Help Remedies, an American start-up pharmaceutical company, is working to address this need with the “Help, I’ve Cut Myself & I Want to Save a Life” kit, which comes with 16 standard adhesive bandages (in two sizes), plus a very simple bone marrow test kit.

When you cut yourself, all you do is simply use the kit’s cotton swab to take a drop of blood, and place it into a prepaid envelope, along with your sign-up sheet, which was narrowed down from the usual multi-page form to just your name, email address and age, in order to process the initial sample. The envelope is then mailed to DKMS, the world’s largest bone marrow donor organisation, which will process the swabs free of charge.

The idea was conceived by Graham Douglas, whose brother survived leukaemia because of a bone marrow donation.

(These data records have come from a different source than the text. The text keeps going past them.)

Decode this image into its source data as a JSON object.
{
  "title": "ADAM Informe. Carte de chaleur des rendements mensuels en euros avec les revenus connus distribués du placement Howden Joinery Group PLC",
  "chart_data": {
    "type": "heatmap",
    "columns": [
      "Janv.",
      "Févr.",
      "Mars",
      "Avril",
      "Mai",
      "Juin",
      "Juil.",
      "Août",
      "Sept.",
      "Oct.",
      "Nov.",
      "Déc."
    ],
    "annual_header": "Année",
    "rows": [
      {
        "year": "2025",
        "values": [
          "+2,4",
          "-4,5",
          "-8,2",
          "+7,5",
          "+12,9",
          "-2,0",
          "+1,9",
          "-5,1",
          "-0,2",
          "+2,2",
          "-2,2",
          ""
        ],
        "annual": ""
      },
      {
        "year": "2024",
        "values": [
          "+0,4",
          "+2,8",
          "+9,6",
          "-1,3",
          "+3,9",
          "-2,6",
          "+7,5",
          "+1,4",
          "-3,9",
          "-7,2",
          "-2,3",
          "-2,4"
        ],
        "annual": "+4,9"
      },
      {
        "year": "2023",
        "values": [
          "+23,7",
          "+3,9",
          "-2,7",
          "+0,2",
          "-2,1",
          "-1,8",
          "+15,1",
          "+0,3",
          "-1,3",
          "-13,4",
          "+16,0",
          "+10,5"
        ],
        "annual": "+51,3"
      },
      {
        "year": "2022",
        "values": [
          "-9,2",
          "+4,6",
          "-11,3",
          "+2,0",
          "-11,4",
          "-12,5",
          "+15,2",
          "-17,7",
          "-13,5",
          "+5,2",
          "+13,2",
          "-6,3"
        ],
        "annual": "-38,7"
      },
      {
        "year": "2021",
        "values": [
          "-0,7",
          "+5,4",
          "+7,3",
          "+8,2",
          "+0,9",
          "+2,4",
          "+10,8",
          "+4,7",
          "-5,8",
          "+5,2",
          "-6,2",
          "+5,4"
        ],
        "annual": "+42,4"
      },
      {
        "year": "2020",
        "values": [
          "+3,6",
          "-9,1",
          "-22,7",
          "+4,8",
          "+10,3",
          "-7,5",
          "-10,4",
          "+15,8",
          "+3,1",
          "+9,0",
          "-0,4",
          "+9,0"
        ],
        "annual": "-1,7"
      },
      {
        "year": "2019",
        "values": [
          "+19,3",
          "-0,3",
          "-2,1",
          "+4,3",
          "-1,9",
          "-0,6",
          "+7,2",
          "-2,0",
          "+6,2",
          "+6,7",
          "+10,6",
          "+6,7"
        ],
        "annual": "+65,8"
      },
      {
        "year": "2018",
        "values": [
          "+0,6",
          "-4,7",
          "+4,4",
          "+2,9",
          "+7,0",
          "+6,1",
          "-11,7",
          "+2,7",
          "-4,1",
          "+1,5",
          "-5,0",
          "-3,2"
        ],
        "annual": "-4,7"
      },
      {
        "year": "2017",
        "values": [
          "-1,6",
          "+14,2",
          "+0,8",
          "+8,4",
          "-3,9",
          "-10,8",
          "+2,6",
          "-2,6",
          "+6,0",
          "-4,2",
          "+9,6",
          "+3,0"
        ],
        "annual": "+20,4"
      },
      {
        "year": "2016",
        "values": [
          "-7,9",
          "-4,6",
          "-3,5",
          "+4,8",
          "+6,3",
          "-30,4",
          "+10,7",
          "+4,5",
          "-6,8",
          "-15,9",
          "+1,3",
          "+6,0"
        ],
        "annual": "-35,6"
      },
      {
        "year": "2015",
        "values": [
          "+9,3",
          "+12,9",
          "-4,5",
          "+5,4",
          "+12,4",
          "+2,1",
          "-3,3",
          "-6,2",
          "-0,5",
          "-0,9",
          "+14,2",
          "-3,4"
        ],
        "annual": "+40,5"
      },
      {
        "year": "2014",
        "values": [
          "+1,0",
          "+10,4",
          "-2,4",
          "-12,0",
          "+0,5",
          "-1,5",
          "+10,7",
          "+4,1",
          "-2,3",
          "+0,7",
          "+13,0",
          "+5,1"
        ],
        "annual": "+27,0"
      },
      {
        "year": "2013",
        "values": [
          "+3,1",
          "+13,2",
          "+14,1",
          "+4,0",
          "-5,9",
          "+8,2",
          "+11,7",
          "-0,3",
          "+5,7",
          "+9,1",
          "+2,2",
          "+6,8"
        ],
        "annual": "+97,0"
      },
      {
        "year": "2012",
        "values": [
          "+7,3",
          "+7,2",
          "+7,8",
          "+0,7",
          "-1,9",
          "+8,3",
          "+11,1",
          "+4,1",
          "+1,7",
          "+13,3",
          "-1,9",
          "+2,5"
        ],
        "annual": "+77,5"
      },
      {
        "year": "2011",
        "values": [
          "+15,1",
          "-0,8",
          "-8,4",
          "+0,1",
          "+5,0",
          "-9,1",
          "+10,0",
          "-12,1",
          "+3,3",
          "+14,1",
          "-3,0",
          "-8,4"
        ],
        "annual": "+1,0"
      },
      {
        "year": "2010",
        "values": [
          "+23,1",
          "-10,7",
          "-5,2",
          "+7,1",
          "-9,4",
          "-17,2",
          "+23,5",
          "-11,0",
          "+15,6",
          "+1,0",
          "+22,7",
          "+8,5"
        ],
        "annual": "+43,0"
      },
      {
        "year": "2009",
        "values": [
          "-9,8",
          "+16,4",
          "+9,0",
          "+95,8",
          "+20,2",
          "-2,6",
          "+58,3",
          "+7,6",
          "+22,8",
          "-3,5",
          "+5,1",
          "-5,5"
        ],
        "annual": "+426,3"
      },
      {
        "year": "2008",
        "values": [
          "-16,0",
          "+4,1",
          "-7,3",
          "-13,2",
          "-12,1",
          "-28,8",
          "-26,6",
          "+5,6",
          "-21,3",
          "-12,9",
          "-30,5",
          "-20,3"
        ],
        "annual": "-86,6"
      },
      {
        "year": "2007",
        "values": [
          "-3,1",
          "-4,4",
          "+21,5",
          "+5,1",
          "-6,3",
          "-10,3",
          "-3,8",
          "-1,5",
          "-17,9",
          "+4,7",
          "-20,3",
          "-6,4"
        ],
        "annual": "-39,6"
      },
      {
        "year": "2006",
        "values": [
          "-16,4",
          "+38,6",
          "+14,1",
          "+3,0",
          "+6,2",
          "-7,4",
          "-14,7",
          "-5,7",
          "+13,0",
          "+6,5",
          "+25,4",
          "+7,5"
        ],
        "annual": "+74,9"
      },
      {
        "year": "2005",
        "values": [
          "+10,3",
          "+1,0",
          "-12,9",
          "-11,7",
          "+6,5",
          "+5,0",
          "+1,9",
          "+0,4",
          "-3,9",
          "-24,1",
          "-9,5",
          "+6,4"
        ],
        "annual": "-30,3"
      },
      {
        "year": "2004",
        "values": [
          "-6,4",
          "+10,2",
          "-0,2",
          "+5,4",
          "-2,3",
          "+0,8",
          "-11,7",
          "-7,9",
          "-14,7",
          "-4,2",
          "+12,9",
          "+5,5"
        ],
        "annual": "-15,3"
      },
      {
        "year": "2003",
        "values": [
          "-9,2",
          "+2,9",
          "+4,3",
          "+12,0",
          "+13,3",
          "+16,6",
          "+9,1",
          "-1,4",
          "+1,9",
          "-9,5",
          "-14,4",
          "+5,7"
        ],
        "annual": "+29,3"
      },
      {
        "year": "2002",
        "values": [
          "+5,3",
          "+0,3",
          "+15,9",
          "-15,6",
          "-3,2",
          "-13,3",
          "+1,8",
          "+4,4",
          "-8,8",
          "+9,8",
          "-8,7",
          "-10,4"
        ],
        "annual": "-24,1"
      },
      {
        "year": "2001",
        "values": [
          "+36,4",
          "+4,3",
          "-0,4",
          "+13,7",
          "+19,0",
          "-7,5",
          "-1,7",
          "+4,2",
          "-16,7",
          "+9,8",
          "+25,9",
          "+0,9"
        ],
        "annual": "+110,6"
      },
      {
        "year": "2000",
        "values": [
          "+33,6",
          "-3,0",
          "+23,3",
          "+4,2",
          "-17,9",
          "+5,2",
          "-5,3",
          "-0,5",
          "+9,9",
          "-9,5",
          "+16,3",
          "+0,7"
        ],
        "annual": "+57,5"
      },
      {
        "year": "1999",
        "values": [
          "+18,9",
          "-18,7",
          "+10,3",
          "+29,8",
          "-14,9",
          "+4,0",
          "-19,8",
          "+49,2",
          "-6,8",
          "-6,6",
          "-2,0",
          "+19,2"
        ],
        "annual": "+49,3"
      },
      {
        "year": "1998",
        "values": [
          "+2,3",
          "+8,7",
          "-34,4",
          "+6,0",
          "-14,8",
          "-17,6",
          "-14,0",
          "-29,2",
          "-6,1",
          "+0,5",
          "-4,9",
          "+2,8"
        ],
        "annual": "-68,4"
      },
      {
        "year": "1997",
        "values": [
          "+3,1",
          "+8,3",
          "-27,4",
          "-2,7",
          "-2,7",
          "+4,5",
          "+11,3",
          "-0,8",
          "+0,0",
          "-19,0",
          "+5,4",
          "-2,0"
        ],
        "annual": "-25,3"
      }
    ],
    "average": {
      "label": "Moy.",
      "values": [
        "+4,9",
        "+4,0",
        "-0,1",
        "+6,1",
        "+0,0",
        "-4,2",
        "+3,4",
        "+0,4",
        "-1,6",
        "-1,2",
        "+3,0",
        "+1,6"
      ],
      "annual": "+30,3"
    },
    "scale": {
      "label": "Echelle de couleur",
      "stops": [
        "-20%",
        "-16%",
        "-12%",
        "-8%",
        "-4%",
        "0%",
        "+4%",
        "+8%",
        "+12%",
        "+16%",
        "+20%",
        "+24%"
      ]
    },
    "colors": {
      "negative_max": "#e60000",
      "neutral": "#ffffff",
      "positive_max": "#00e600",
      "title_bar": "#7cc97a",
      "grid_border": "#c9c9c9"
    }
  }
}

But when Douglas approached several large companies with the bandage and bone marrow kit concept, they didn’t bite. And that’s where Help Remedies stepped in.

“We have always been willing to take risks – it’s required when you’re a start-up in a mature category,” says Nathan Frank, Help co-founder and creative director. “So when Graham Douglas came to us with the idea, our response was an immediate yes. The genius of the registry kit idea is that it works so seamlessly with the way people already behave.”

Help Remedies makes a host of other kits to tackle common ailments, including “Help, I Have A Blister”, and “Help, I Have a Stuffy Nose”. Help products are available on their website and in 10,000 retail locations throughout the US, with hopes to expand to Canada by the end of 2012.